Edmund wrote:diep wrote:Note that to store FENs, you can store chesspositions pretty compact.
A simple method is to use say for example:
64 bits : bitmap that basically says whether a piece is on a square or not
now we have for 32 pieces at most which can have 12 values, so with arithmetic encoding that's :
log 12 / log 2 = 3.58 bits
So for 32 pieces that's 114.7 = 115 bits.
So we have 147 bits for the position.
now let's store also its properties.
side to move is 1 bit , we are at 148 now.
we know we have at most 5 pawns we can capture en passant.
that's 2.32 bits.
That bad luck so far is that added up with the pieces that's 117.04 bits
so doesn't fit in 117 bits yet.
So we are at 151 now. Then for each side we must store 2 bits for castling rights of the rook at most.
So we end at 155 bits for a position.
Now Bob will probably post something about repetitions and stuff like that, but he isn't hashing that into crafty either and he is hashing en passant and castling rights, so 155 bits it is
Some comments:
you are missing the 7 bits needed for the 50-move counter; this counter can be combined with the ep squares because it has to be 0 in case of ep possibilities.
No we aren't missing that at all - is crafty hashing it?
You are missing out on some gains from restrictions due to chess rules.

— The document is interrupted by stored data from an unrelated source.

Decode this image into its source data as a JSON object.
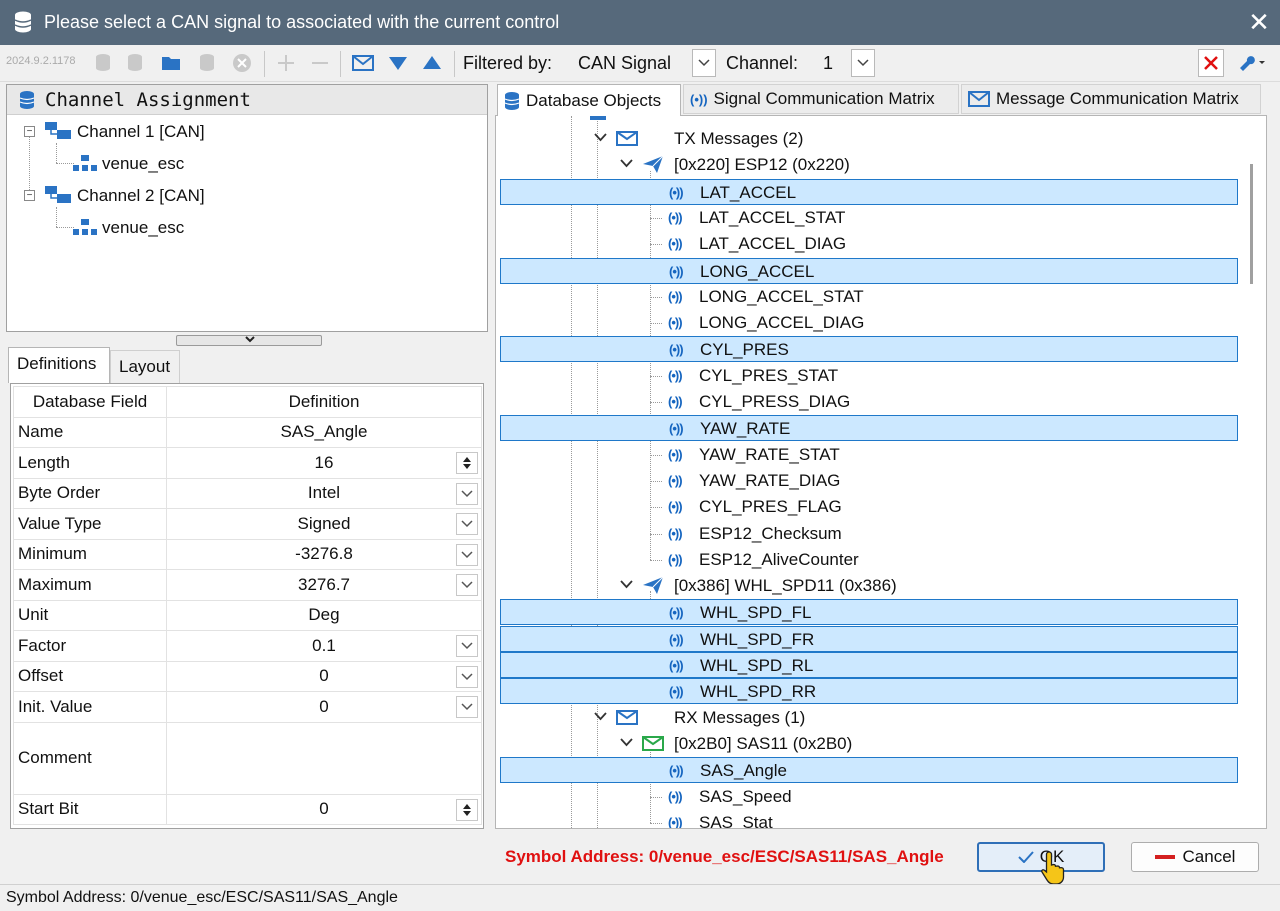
{
  "window": {
    "title": "Please select a CAN signal to associated with the current control",
    "close_glyph": "✕"
  },
  "toolbar": {
    "version": "2024.9.2.1178",
    "filter_label": "Filtered by:",
    "filter_value": "CAN Signal",
    "channel_label": "Channel:",
    "channel_value": "1"
  },
  "channel_panel": {
    "title": "Channel Assignment",
    "channels": [
      {
        "label": "Channel 1 [CAN]",
        "child": "venue_esc"
      },
      {
        "label": "Channel 2 [CAN]",
        "child": "venue_esc"
      }
    ]
  },
  "left_tabs": {
    "definitions": "Definitions",
    "layout": "Layout"
  },
  "definitions": {
    "header_field": "Database Field",
    "header_definition": "Definition",
    "rows": [
      {
        "field": "Name",
        "value": "SAS_Angle",
        "control": "none"
      },
      {
        "field": "Length",
        "value": "16",
        "control": "spin"
      },
      {
        "field": "Byte Order",
        "value": "Intel",
        "control": "drop"
      },
      {
        "field": "Value Type",
        "value": "Signed",
        "control": "drop"
      },
      {
        "field": "Minimum",
        "value": "-3276.8",
        "control": "drop"
      },
      {
        "field": "Maximum",
        "value": "3276.7",
        "control": "drop"
      },
      {
        "field": "Unit",
        "value": "Deg",
        "control": "none"
      },
      {
        "field": "Factor",
        "value": "0.1",
        "control": "drop"
      },
      {
        "field": "Offset",
        "value": "0",
        "control": "drop"
      },
      {
        "field": "Init. Value",
        "value": "0",
        "control": "drop"
      },
      {
        "field": "Comment",
        "value": "",
        "control": "none"
      },
      {
        "field": "Start Bit",
        "value": "0",
        "control": "spin"
      }
    ]
  },
  "right_tabs": {
    "database": "Database Objects",
    "signal_matrix": "Signal Communication Matrix",
    "message_matrix": "Message Communication Matrix"
  },
  "tree": {
    "tx_messages": "TX Messages (2)",
    "msg_esp12": "[0x220] ESP12 (0x220)",
    "esp12_signals": [
      {
        "name": "LAT_ACCEL",
        "selected": true
      },
      {
        "name": "LAT_ACCEL_STAT",
        "selected": false
      },
      {
        "name": "LAT_ACCEL_DIAG",
        "selected": false
      },
      {
        "name": "LONG_ACCEL",
        "selected": true
      },
      {
        "name": "LONG_ACCEL_STAT",
        "selected": false
      },
      {
        "name": "LONG_ACCEL_DIAG",
        "selected": false
      },
      {
        "name": "CYL_PRES",
        "selected": true
      },
      {
        "name": "CYL_PRES_STAT",
        "selected": false
      },
      {
        "name": "CYL_PRESS_DIAG",
        "selected": false
      },
      {
        "name": "YAW_RATE",
        "selected": true
      },
      {
        "name": "YAW_RATE_STAT",
        "selected": false
      },
      {
        "name": "YAW_RATE_DIAG",
        "selected": false
      },
      {
        "name": "CYL_PRES_FLAG",
        "selected": false
      },
      {
        "name": "ESP12_Checksum",
        "selected": false
      },
      {
        "name": "ESP12_AliveCounter",
        "selected": false
      }
    ],
    "msg_whl": "[0x386] WHL_SPD11 (0x386)",
    "whl_signals": [
      {
        "name": "WHL_SPD_FL",
        "selected": true
      },
      {
        "name": "WHL_SPD_FR",
        "selected": true
      },
      {
        "name": "WHL_SPD_RL",
        "selected": true
      },
      {
        "name": "WHL_SPD_RR",
        "selected": true
      }
    ],
    "rx_messages": "RX Messages (1)",
    "msg_sas": "[0x2B0] SAS11 (0x2B0)",
    "sas_signals": [
      {
        "name": "SAS_Angle",
        "selected": true
      },
      {
        "name": "SAS_Speed",
        "selected": false
      },
      {
        "name": "SAS_Stat",
        "selected": false
      }
    ]
  },
  "footer": {
    "symbol_address_red": "Symbol Address: 0/venue_esc/ESC/SAS11/SAS_Angle",
    "ok_label": "OK",
    "cancel_label": "Cancel",
    "status_text": "Symbol Address: 0/venue_esc/ESC/SAS11/SAS_Angle"
  },
  "colors": {
    "titlebar": "#56697b",
    "selection_bg": "#cce8ff",
    "selection_border": "#1f78c9",
    "accent_blue": "#1565c0",
    "symbol_red": "#e01010"
  }
}
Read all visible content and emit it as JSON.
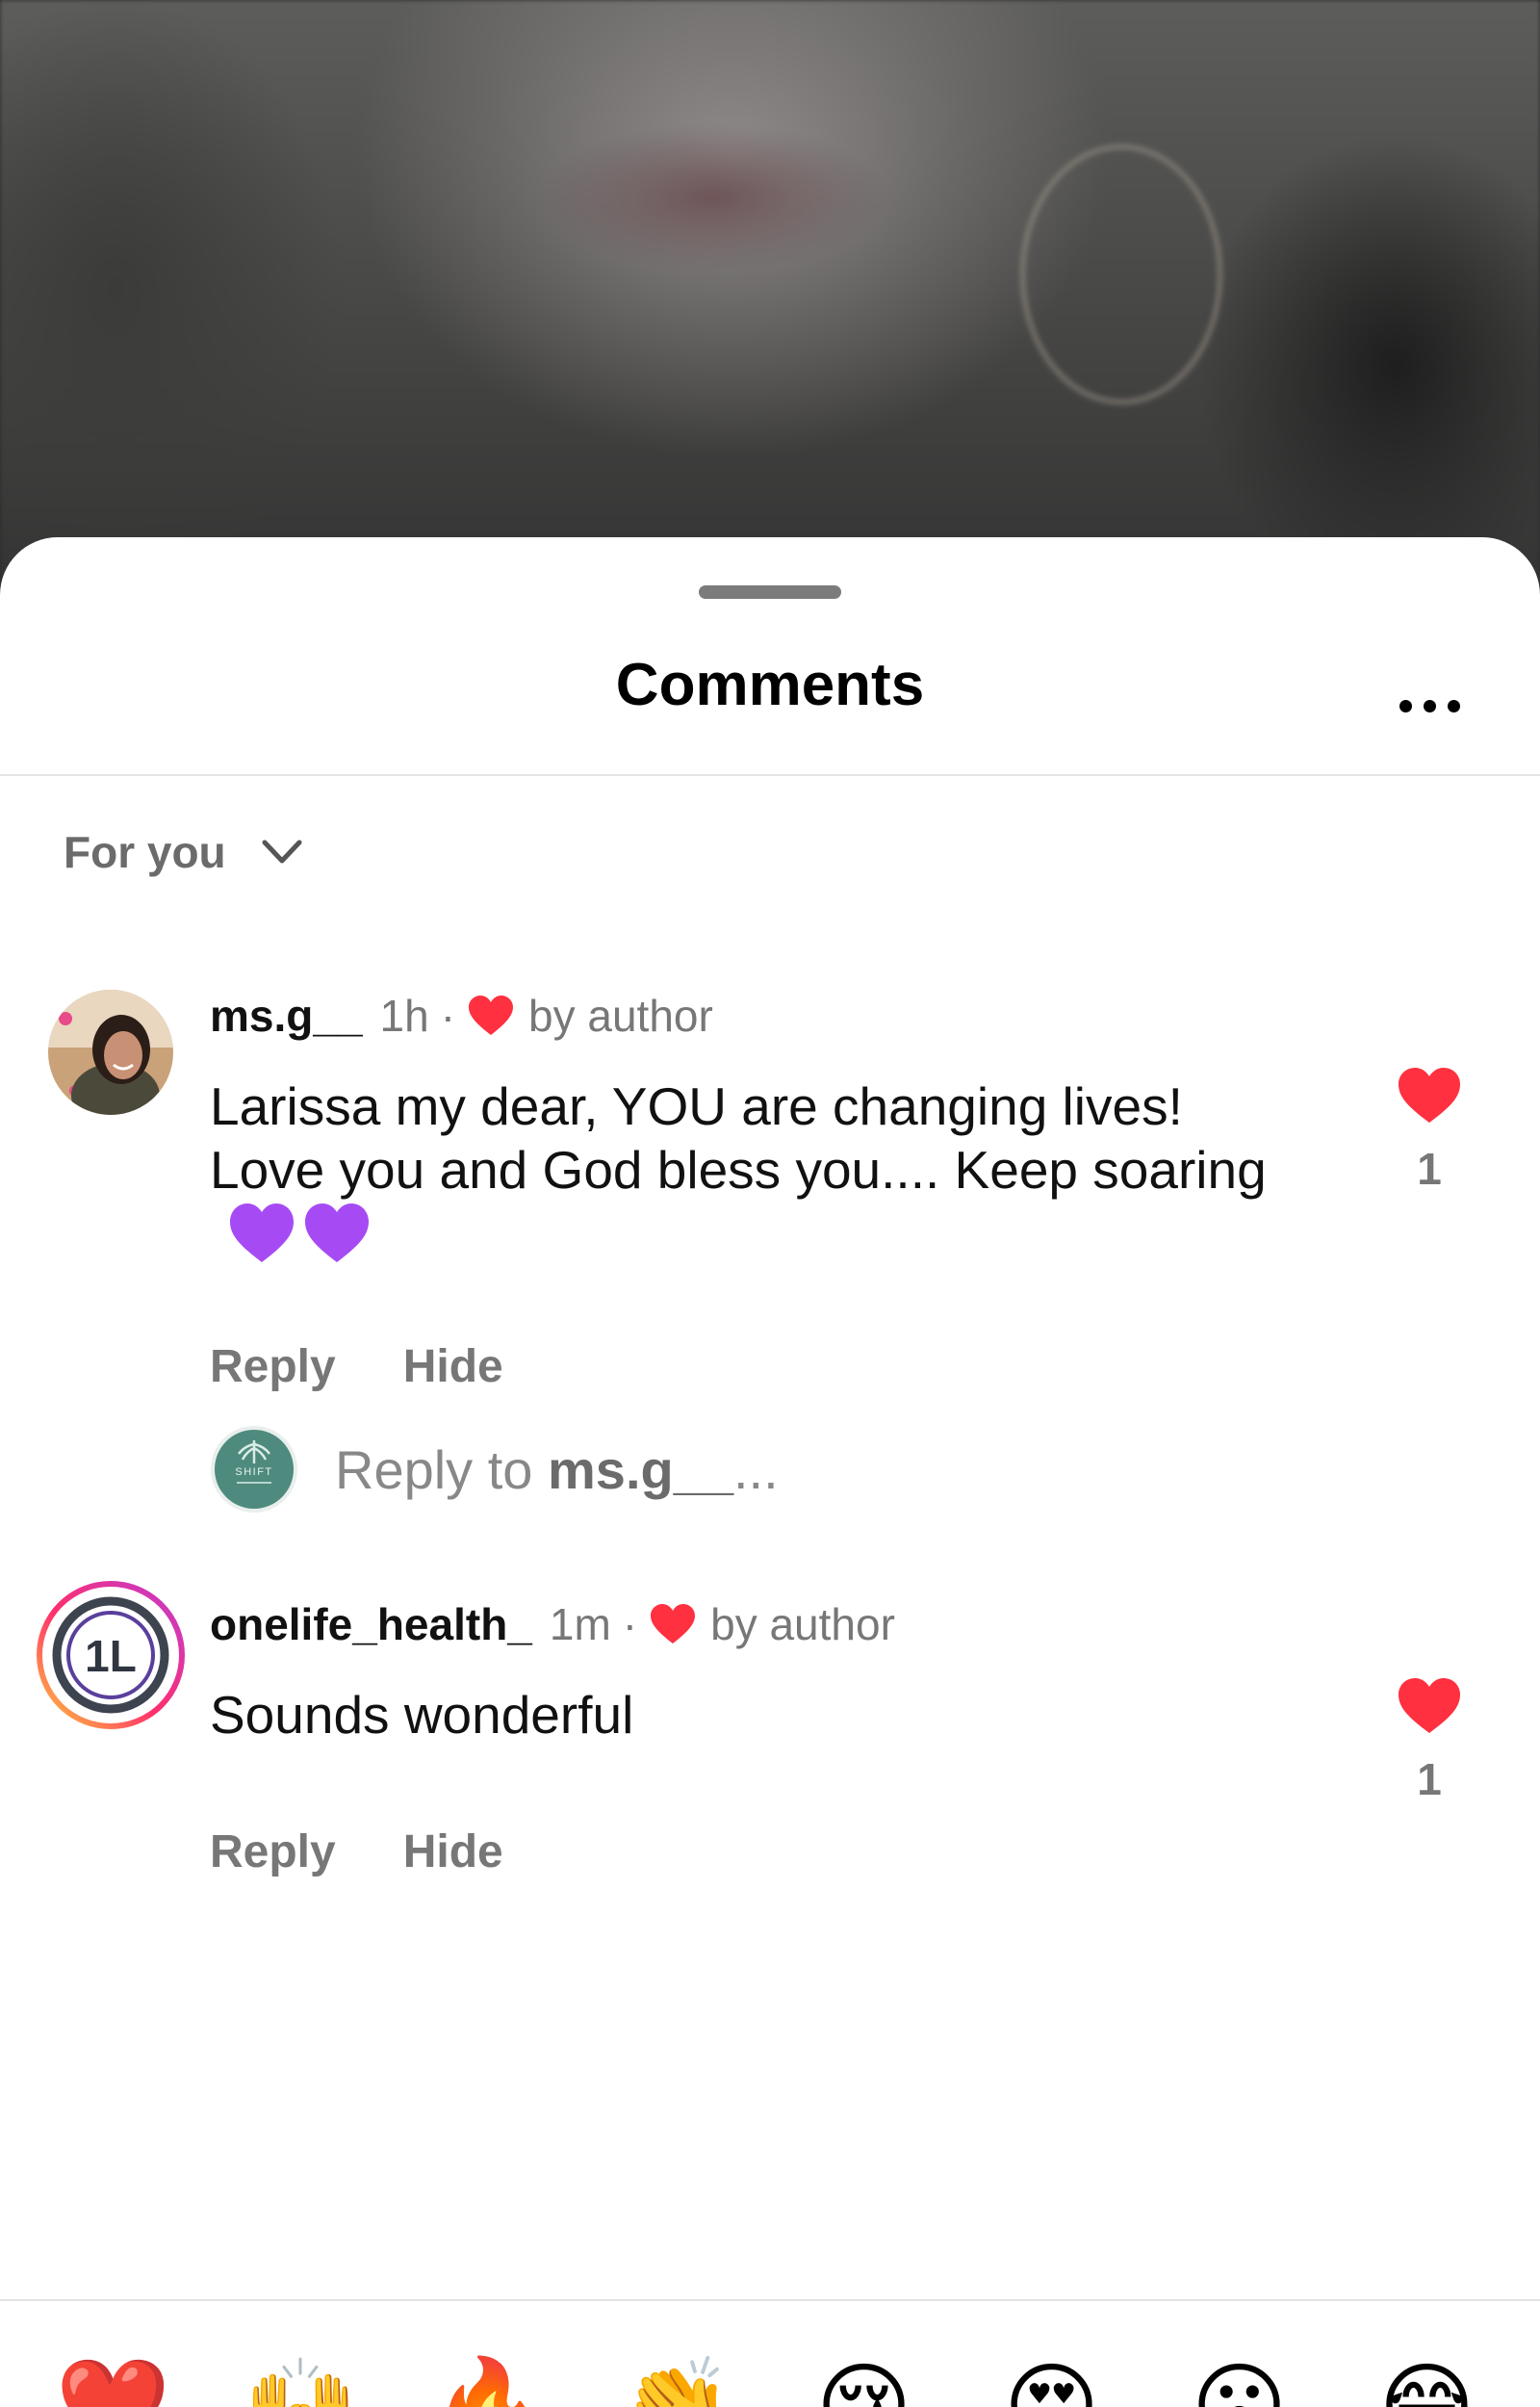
{
  "sheet": {
    "title": "Comments",
    "sort_label": "For you"
  },
  "comments": [
    {
      "username": "ms.g__",
      "time": "1h",
      "separator": "·",
      "liked_by": "by author",
      "text": "Larissa my dear, YOU are changing lives! Love you and God bless you.... Keep soaring",
      "emoji": "💜💜",
      "reply_label": "Reply",
      "hide_label": "Hide",
      "like_count": "1"
    },
    {
      "username": "onelife_health_",
      "time": "1m",
      "separator": "·",
      "liked_by": "by author",
      "text": "Sounds wonderful",
      "reply_label": "Reply",
      "hide_label": "Hide",
      "like_count": "1"
    }
  ],
  "reply_box": {
    "prefix": "Reply to ",
    "target": "ms.g__",
    "suffix": "..."
  },
  "avatars": {
    "shift_logo_text": "SHIFT",
    "onelife_logo_text": "1L"
  },
  "emoji_bar": [
    "❤️",
    "🙌",
    "🔥",
    "👏",
    "😢",
    "😍",
    "😮",
    "😂"
  ],
  "colors": {
    "like_red": "#ff3040",
    "purple_heart": "#a64bf4",
    "muted_text": "#777777"
  }
}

Pawns may occupy only 3/4 of the board, there is exactly one king per side, the kings may not be on neighboring squares and side to move may not give check.
There are some more, but the gains would probably not justify the efforts.
Yes it is possible to get a far more compact way of storing the position.
See some postings i did do on the pawns calculations some months/years ago in this forum.
You really can get the search space calculation down to 10^40 or less quite easily.
Using that scheme then to store will be far more efficient, yet that's not really his question if i understood well.
In fact if i look at what diep sees within its search space, knowing it'll search all nonsense as well, i notice that actually it never manages to promote more than 1 pawn simultaneously causing never to be more than 2 queens of 1 side on the board.
Sure it is possble and sure i bet some player one day tried to get 3 queens just to tease his opponent (something i'm never doing in chess - but i know there is some sadists out there).
Yet even the wildest search of Diep isn't showing this for game play.
So how many positions are there practical possible to achieve for within game play?
I don't know. Maybe 10^30? Maybe 10^35. You tell me.
There is more practical constraints for example. For example all 8 pieces aren't on the other side of the board usually.
So some sophisticated huffman+arithmetic encoding that you tune to the average case, if you go measure in the entire search during entire game, i bet you'll not gonna get over a 116 bits or so.
Vincent